The new president of the New York Stock Exchange, Lynn Martin, wants to dispel the long-time rumor that computers will put an end to the humans still working on the iconic institution's trading floor.
"The trading floor is not going away," Martin told Yahoo Finance in an interview from that very floor, which was packed with its typical trader and market-maker buzz (though it's far quieter than back in its pre-computerized trading heydays). "We saw that just two weeks ago when we saw those spikes in volatility right before the Fed meeting. Stocks on the New York Stock Exchange opened with two times less volatility and closed with three times less volatility than our peer group. So the role of the human is incredibly important. It's something that is near and dear to my heart, and I look forward to further evolving the way the floor is used."
Evolving how the trading floor is used is only one of many things on Martin's new to-do list.

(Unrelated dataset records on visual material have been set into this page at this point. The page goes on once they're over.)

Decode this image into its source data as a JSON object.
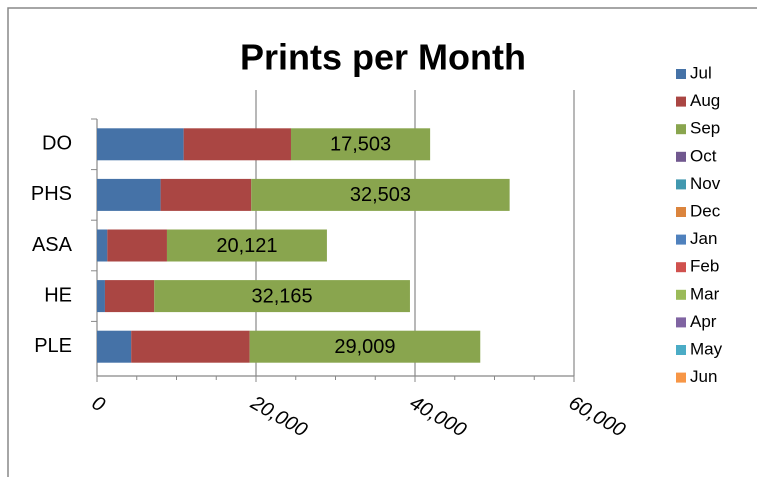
{
  "chart_data": {
    "type": "stacked-bar-horizontal",
    "title": "Prints per Month",
    "categories": [
      "DO",
      "PHS",
      "ASA",
      "HE",
      "PLE"
    ],
    "series": [
      {
        "name": "Jul",
        "color": "#4572a7",
        "values": [
          10900,
          8000,
          1300,
          1000,
          4300
        ]
      },
      {
        "name": "Aug",
        "color": "#aa4643",
        "values": [
          13500,
          11400,
          7500,
          6200,
          14900
        ]
      },
      {
        "name": "Sep",
        "color": "#89a54e",
        "values": [
          17503,
          32503,
          20121,
          32165,
          29009
        ],
        "value_labels": [
          "17,503",
          "32,503",
          "20,121",
          "32,165",
          "29,009"
        ]
      },
      {
        "name": "Oct",
        "color": "#71588f",
        "values": [
          0,
          0,
          0,
          0,
          0
        ]
      },
      {
        "name": "Nov",
        "color": "#4198af",
        "values": [
          0,
          0,
          0,
          0,
          0
        ]
      },
      {
        "name": "Dec",
        "color": "#db843d",
        "values": [
          0,
          0,
          0,
          0,
          0
        ]
      },
      {
        "name": "Jan",
        "color": "#4f81bd",
        "values": [
          0,
          0,
          0,
          0,
          0
        ]
      },
      {
        "name": "Feb",
        "color": "#d0514e",
        "values": [
          0,
          0,
          0,
          0,
          0
        ]
      },
      {
        "name": "Mar",
        "color": "#9bbb59",
        "values": [
          0,
          0,
          0,
          0,
          0
        ]
      },
      {
        "name": "Apr",
        "color": "#8064a2",
        "values": [
          0,
          0,
          0,
          0,
          0
        ]
      },
      {
        "name": "May",
        "color": "#4bacc6",
        "values": [
          0,
          0,
          0,
          0,
          0
        ]
      },
      {
        "name": "Jun",
        "color": "#f79646",
        "values": [
          0,
          0,
          0,
          0,
          0
        ]
      }
    ],
    "xlim": [
      0,
      60000
    ],
    "xticks": [
      0,
      {
        "value": 20000,
        "label": "20,000"
      },
      {
        "value": 40000,
        "label": "40,000"
      },
      {
        "value": 60000,
        "label": "60,000"
      }
    ],
    "grid": true,
    "legend": "right"
  }
}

On Jan. 3, Martin walked through the door of the New York Stock Exchange as the 68th president of the storied 226-year-old institution, succeeding trading floor staple Stacey Cunningham. Martin is credited with turning NYSE parent company Intercontinental Exchange's (aka ICE) fixed-income and data services business into a financial powerhouse, which she has led the last several years.
The business hauled in $1.9 billion in sales in 2021, up 6% from the prior year.
"I was floored. I was asked to meet with my boss Jeff Sprecher, CEO and chairman of Intercontinental Exchange. And I thought we were going to talk about the future of fixed-income markets and the data services... I was floored at the opportunity mainly because I understood the gravity of what it meant to be a woman to be asked to have that opportunity and given the non-traditional background that I had. But I was incredibly excited at the opportunity," said Martin, recalling when she received the nod for the top NYSE job late in 2021.
Martin told Yahoo Finance her mission as NYSE president is pretty straightforward.
That is to harness her extensive tech resume (she is a computer programmer by trade, and her first job out of college was at NYSE-listed IBM) and focus on ESG disclosures to take the NYSE further into the future as it battles with Nasdaq for fees and new listings.
Nasdaq raised a total of $191.4 billion from IPOs in 2021, surpassing the $109.3 billion raised by the NYSE, per data from Dealogic.
Martin said IPO volumes are likely to pick up later this year. And she plans to play up NYSE's tech chops to persuade companies to list on the NYSE instead of the tech-focused Nasdaq.
"There's a lot of technology [in our building]. But importantly, the most tech forward companies are ones that use technology, coupled with human oversight, allowing you to get better outcomes much more efficiently," Martin said. "And I think, given the business I ran previously, which did that, given the way our floor model works, we're innovators there, and we can help companies navigate this use of technology to improve efficiency."